MADDE 2: İçtüzüğün 160’ıncı maddesi hangi hallerde kınama cezası verileceğini düzenlemektedir. Ancak bu maddede “toplumsal cinsiyet eşitliğinin ihlalinin” bir cezası bulunmamaktadır. Bunun için 160’ıncı maddede yer alan “kaba ve yaralayıcı sözler” ifadesi “kaba, yaralayıcı ve toplumsal cinsiyet eşitliğini ihlal eden sözler” olarak değiştirilmiştir.

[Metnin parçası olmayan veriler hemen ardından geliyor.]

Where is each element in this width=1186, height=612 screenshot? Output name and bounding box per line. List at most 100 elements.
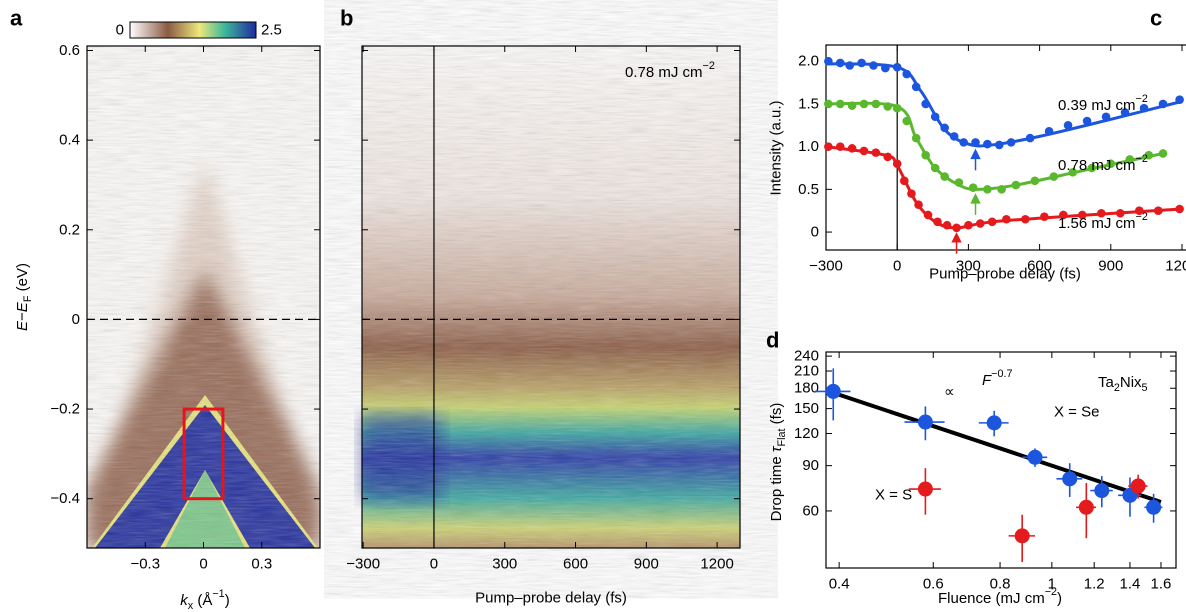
x-tick-label: 1200 [700, 556, 733, 573]
text-part: −2 [1045, 586, 1057, 598]
highlight-box [182, 407, 225, 501]
text-part: −2 [1136, 153, 1148, 165]
panel-label: a [10, 6, 23, 31]
colorbar-tick-label: 0 [116, 22, 124, 39]
x-axis-label: Fluence (mJ cm−2) [938, 586, 1062, 607]
y-axis-label: Drop time τFlat (fs) [768, 403, 789, 522]
x-tick-label: 1.4 [1120, 576, 1141, 593]
y-tick-label: 210 [794, 363, 819, 380]
x-axis-label: kx (Å−1) [180, 588, 229, 612]
fit-line [825, 101, 1164, 191]
y-tick-label: 180 [794, 380, 819, 397]
fluence-annotation: 0.78 mJ cm−2 [625, 60, 715, 81]
data-point [1146, 499, 1162, 515]
x-tick-label: 0 [430, 556, 438, 573]
text-part: Fluence (mJ cm [938, 590, 1045, 607]
x-axis-label: Pump–probe delay (fs) [475, 590, 627, 607]
text-part: x [188, 600, 194, 612]
y-tick-label: 0.5 [798, 181, 819, 198]
fit-line [825, 62, 1183, 148]
data-point [1078, 499, 1094, 515]
annotation: F−0.7 [982, 368, 1013, 389]
x-tick-label: 0.8 [990, 576, 1011, 593]
minimum-arrow [951, 232, 962, 254]
x-tick-label: 300 [956, 258, 981, 275]
x-tick-label: 1.6 [1151, 576, 1172, 593]
x-tick-label: 0 [199, 556, 207, 573]
y-tick-label: 0 [72, 311, 80, 328]
text-part: (fs) [768, 403, 785, 429]
data-point [825, 383, 841, 399]
heatmap-b-image [362, 46, 740, 548]
x-tick-label: −300 [809, 258, 843, 275]
y-tick-label: −0.2 [50, 401, 80, 418]
x-tick-label: −300 [346, 556, 380, 573]
text-part: 0.78 mJ cm [625, 64, 703, 81]
text-part: Nix [1120, 374, 1142, 391]
text-part: k [180, 592, 189, 609]
text-part: −2 [1136, 211, 1148, 223]
data-point [1094, 483, 1110, 499]
y-tick-label: 0.6 [59, 42, 80, 59]
text-part: (eV) [14, 263, 31, 296]
text-part: −2 [703, 60, 715, 72]
panel-label: b [340, 6, 353, 31]
plot-frame [825, 351, 1177, 569]
data-point [1014, 528, 1030, 544]
y-axis-label: E−EF (eV) [14, 263, 35, 331]
y-tick-label: 2.0 [798, 53, 819, 70]
x-tick-label: −0.3 [130, 556, 160, 573]
x-tick-label: 900 [1098, 258, 1123, 275]
text-part: ) [1057, 590, 1062, 607]
y-tick-label: 1.0 [798, 138, 819, 155]
text-part: E [14, 320, 31, 331]
text-part: τ [768, 445, 785, 452]
x-tick-label: 600 [1027, 258, 1052, 275]
y-axis-label: Intensity (a.u.) [768, 100, 785, 195]
y-tick-label: −0.4 [50, 490, 80, 507]
legend-label: 0.39 mJ cm−2 [1058, 93, 1148, 114]
annotation: X = Se [1054, 404, 1099, 421]
heatmap-a-image [87, 46, 320, 548]
text-part: 1.56 mJ cm [1058, 215, 1136, 232]
y-tick-label: 60 [802, 502, 819, 519]
data-point [1063, 120, 1073, 130]
text-part: F [22, 295, 34, 302]
data-point [1130, 478, 1146, 494]
y-tick-label: 0.4 [59, 132, 80, 149]
annotation: Ta2Nix5 [1098, 374, 1148, 395]
x-tick-label: 900 [634, 556, 659, 573]
text-part: F [982, 372, 992, 389]
text-part: 0.78 mJ cm [1058, 157, 1136, 174]
x-tick-label: 1 [1048, 576, 1056, 593]
data-point [917, 414, 933, 430]
fit-line [826, 388, 1162, 504]
data-point [1027, 449, 1043, 465]
y-tick-label: 0.2 [59, 221, 80, 238]
legend-label: 1.56 mJ cm−2 [1058, 211, 1148, 232]
text-part: −0.7 [991, 368, 1012, 380]
colorbar-tick-label: 2.5 [261, 22, 282, 39]
x-axis-label: Pump–probe delay (fs) [929, 266, 1081, 283]
x-tick-label: 1.2 [1084, 576, 1105, 593]
text-part: 2 [1114, 382, 1120, 394]
text-part: (Å [193, 592, 212, 609]
legend-label: 0.78 mJ cm−2 [1058, 153, 1148, 174]
fit-line [825, 145, 1183, 230]
annotation: X = S [875, 487, 912, 504]
text-part: Flat [776, 429, 788, 447]
minimum-arrow [970, 193, 981, 215]
text-part: ) [225, 592, 230, 609]
x-tick-label: 300 [492, 556, 517, 573]
y-tick-label: 0 [811, 224, 819, 241]
data-point [917, 481, 933, 497]
x-tick-label: 0.6 [923, 576, 944, 593]
text-part: 5 [1142, 382, 1148, 394]
text-part: −1 [212, 588, 224, 600]
y-tick-label: 240 [794, 348, 819, 365]
annotation: ∝ [944, 384, 955, 401]
colorbar [129, 21, 257, 39]
data-point [986, 415, 1002, 431]
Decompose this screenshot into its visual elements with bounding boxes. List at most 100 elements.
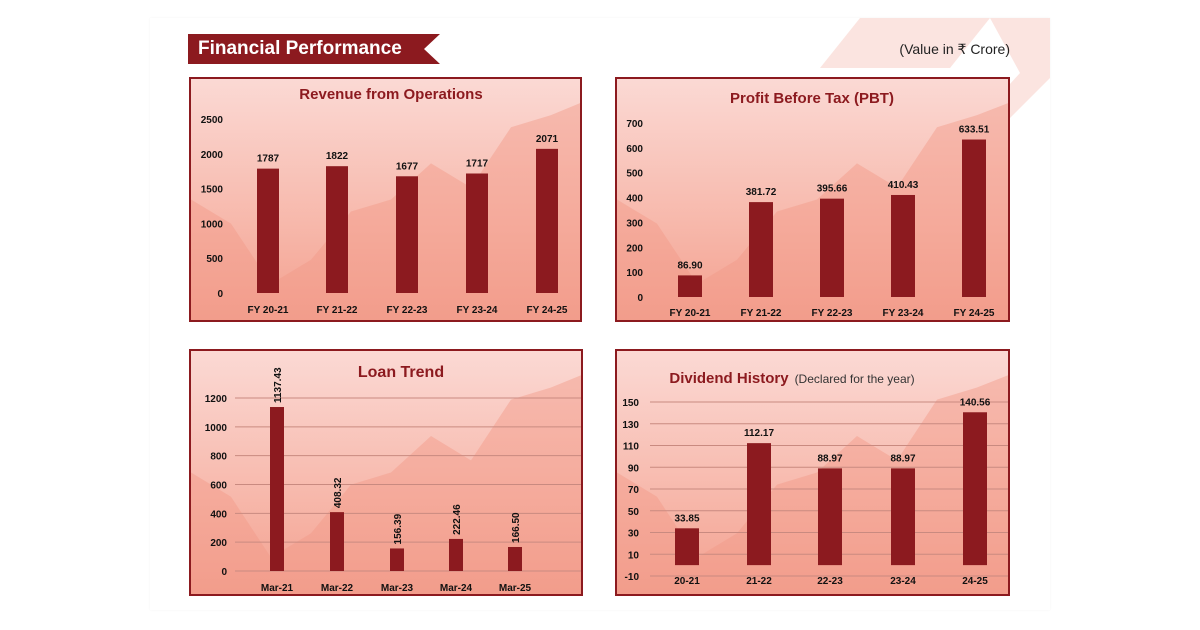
- data-label: 222.46: [452, 504, 463, 535]
- chart-title: Profit Before Tax (PBT): [730, 90, 894, 107]
- y-tick-label: 1000: [201, 219, 224, 230]
- y-tick-label: 500: [626, 169, 643, 180]
- data-label: 1677: [396, 161, 419, 172]
- data-label: 112.17: [744, 428, 774, 439]
- x-tick-label: FY 20-21: [248, 305, 289, 316]
- x-tick-label: 22-23: [817, 576, 843, 587]
- y-tick-label: 90: [628, 463, 640, 474]
- chart-title-text: Dividend History: [669, 370, 789, 387]
- y-tick-label: 150: [622, 398, 639, 409]
- bar: [449, 538, 463, 571]
- bar: [466, 173, 488, 293]
- x-tick-label: FY 23-24: [457, 305, 498, 316]
- bar: [891, 468, 915, 566]
- chart-svg: Revenue from Operations 0 500 1000 1500 2000 2…: [191, 86, 580, 320]
- y-tick-label: 400: [626, 194, 643, 205]
- y-tick-label: 300: [626, 218, 643, 229]
- y-tick-label: 0: [637, 293, 643, 304]
- bar: [270, 407, 284, 571]
- x-tick-label: FY 24-25: [954, 308, 995, 319]
- title-banner: [188, 34, 440, 64]
- y-tick-label: 110: [623, 442, 640, 453]
- data-label: 1787: [257, 154, 280, 165]
- y-tick-label: 30: [628, 529, 640, 540]
- x-tick-label: FY 20-21: [670, 308, 711, 319]
- x-tick-label: FY 21-22: [317, 305, 358, 316]
- y-tick-label: 600: [210, 481, 227, 492]
- y-tick-label: 700: [626, 119, 643, 130]
- chart-svg: Loan Trend 0 200 400 600 800 1000 1200 1137.43 Ma…: [191, 364, 581, 594]
- chart-subtitle: (Declared for the year): [795, 372, 915, 386]
- data-label: 88.97: [817, 453, 842, 464]
- chart-dividend: Dividend History (Declared for the year) -…: [615, 349, 1010, 596]
- y-tick-label: 10: [628, 550, 640, 561]
- data-label: 381.72: [746, 187, 777, 198]
- y-tick-label: 400: [210, 509, 227, 520]
- y-tick-label: 800: [210, 452, 227, 463]
- y-tick-label: 1000: [205, 423, 228, 434]
- bar: [257, 168, 279, 293]
- bar: [396, 176, 418, 293]
- data-label: 86.90: [677, 260, 702, 271]
- chart-title-text: Profit Before Tax (PBT): [730, 90, 894, 107]
- data-label: 410.43: [888, 180, 919, 191]
- chart-title: Loan Trend: [358, 364, 444, 381]
- background-area-shape: [191, 103, 580, 320]
- x-tick-label: 24-25: [962, 576, 988, 587]
- y-tick-label: 1200: [205, 394, 228, 405]
- data-label: 633.51: [959, 125, 990, 136]
- x-tick-label: 21-22: [746, 576, 772, 587]
- decorative-logo-shape: [820, 18, 1050, 128]
- data-label: 2071: [536, 134, 559, 145]
- data-label: 33.85: [674, 513, 699, 524]
- x-tick-label: 23-24: [890, 576, 916, 587]
- bar: [747, 443, 771, 566]
- chart-pbt: Profit Before Tax (PBT) 0 100 200 300 400 500 6…: [615, 77, 1010, 322]
- chart-title: Revenue from Operations: [299, 86, 482, 103]
- y-tick-label: 50: [628, 507, 640, 518]
- bar: [963, 412, 987, 566]
- y-tick-label: 200: [210, 538, 227, 549]
- data-label: 88.97: [890, 453, 915, 464]
- y-tick-label: 1500: [201, 185, 224, 196]
- x-tick-label: FY 21-22: [741, 308, 782, 319]
- unit-note: (Value in ₹ Crore): [899, 41, 1010, 57]
- data-label: 1822: [326, 151, 349, 162]
- x-tick-label: Mar-25: [499, 583, 532, 594]
- x-tick-label: Mar-24: [440, 583, 473, 594]
- x-tick-label: Mar-22: [321, 583, 354, 594]
- data-label: 166.50: [511, 512, 522, 543]
- page-title: Financial Performance: [198, 38, 402, 59]
- y-tick-label: -10: [625, 572, 640, 583]
- data-label: 408.32: [333, 477, 344, 508]
- chart-title: Dividend History (Declared for the year): [669, 370, 914, 387]
- chart-title-text: Loan Trend: [358, 364, 444, 381]
- data-label: 140.56: [960, 397, 991, 408]
- x-tick-label: FY 22-23: [387, 305, 428, 316]
- data-label: 1137.43: [273, 367, 284, 403]
- background-area-shape: [617, 103, 1008, 320]
- x-tick-label: FY 22-23: [812, 308, 853, 319]
- x-tick-label: Mar-23: [381, 583, 414, 594]
- y-tick-label: 100: [626, 268, 643, 279]
- y-tick-label: 70: [628, 485, 640, 496]
- bar: [818, 468, 842, 566]
- bar: [508, 546, 522, 571]
- x-tick-label: FY 23-24: [883, 308, 924, 319]
- data-label: 395.66: [817, 184, 848, 195]
- y-tick-label: 0: [221, 567, 227, 578]
- y-tick-label: 0: [217, 289, 223, 300]
- y-tick-label: 2000: [201, 150, 224, 161]
- chart-revenue: Revenue from Operations 0 500 1000 1500 2000 2…: [189, 77, 582, 322]
- data-label: 156.39: [393, 513, 404, 544]
- y-tick-label: 600: [626, 144, 643, 155]
- y-tick-label: 200: [626, 243, 643, 254]
- chart-svg: Dividend History (Declared for the year) -…: [617, 370, 1008, 594]
- chart-svg: Profit Before Tax (PBT) 0 100 200 300 400 500 6…: [617, 90, 1008, 320]
- y-tick-label: 2500: [201, 115, 224, 126]
- bar: [330, 512, 344, 571]
- data-label: 1717: [466, 158, 489, 169]
- bar: [962, 139, 986, 297]
- chart-loan: Loan Trend 0 200 400 600 800 1000 1200 1137.43 Ma…: [189, 349, 583, 596]
- bar: [678, 275, 702, 297]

Madde ile TBMM’de cinsiyet eşitliğini ihlal etmenin kınama cezasına çarptırılması amaçlanmıştır.
MADDE 3: Yürürlük maddesidir
MADDE 4: Yürütme maddesidir
TÜRKİYE BÜYÜK MİLLET MECLİSİ İÇTÜZÜĞÜ’NÜN DEĞİŞTİRİLMESİ HAKKINDA İÇTÜZÜK DEĞİŞİKLİK TEKLİFİ
MADDE 1: TBMM İçtüzüğü’nün 67’inci maddesi aşağıdaki şekilde değiştirilmiştir.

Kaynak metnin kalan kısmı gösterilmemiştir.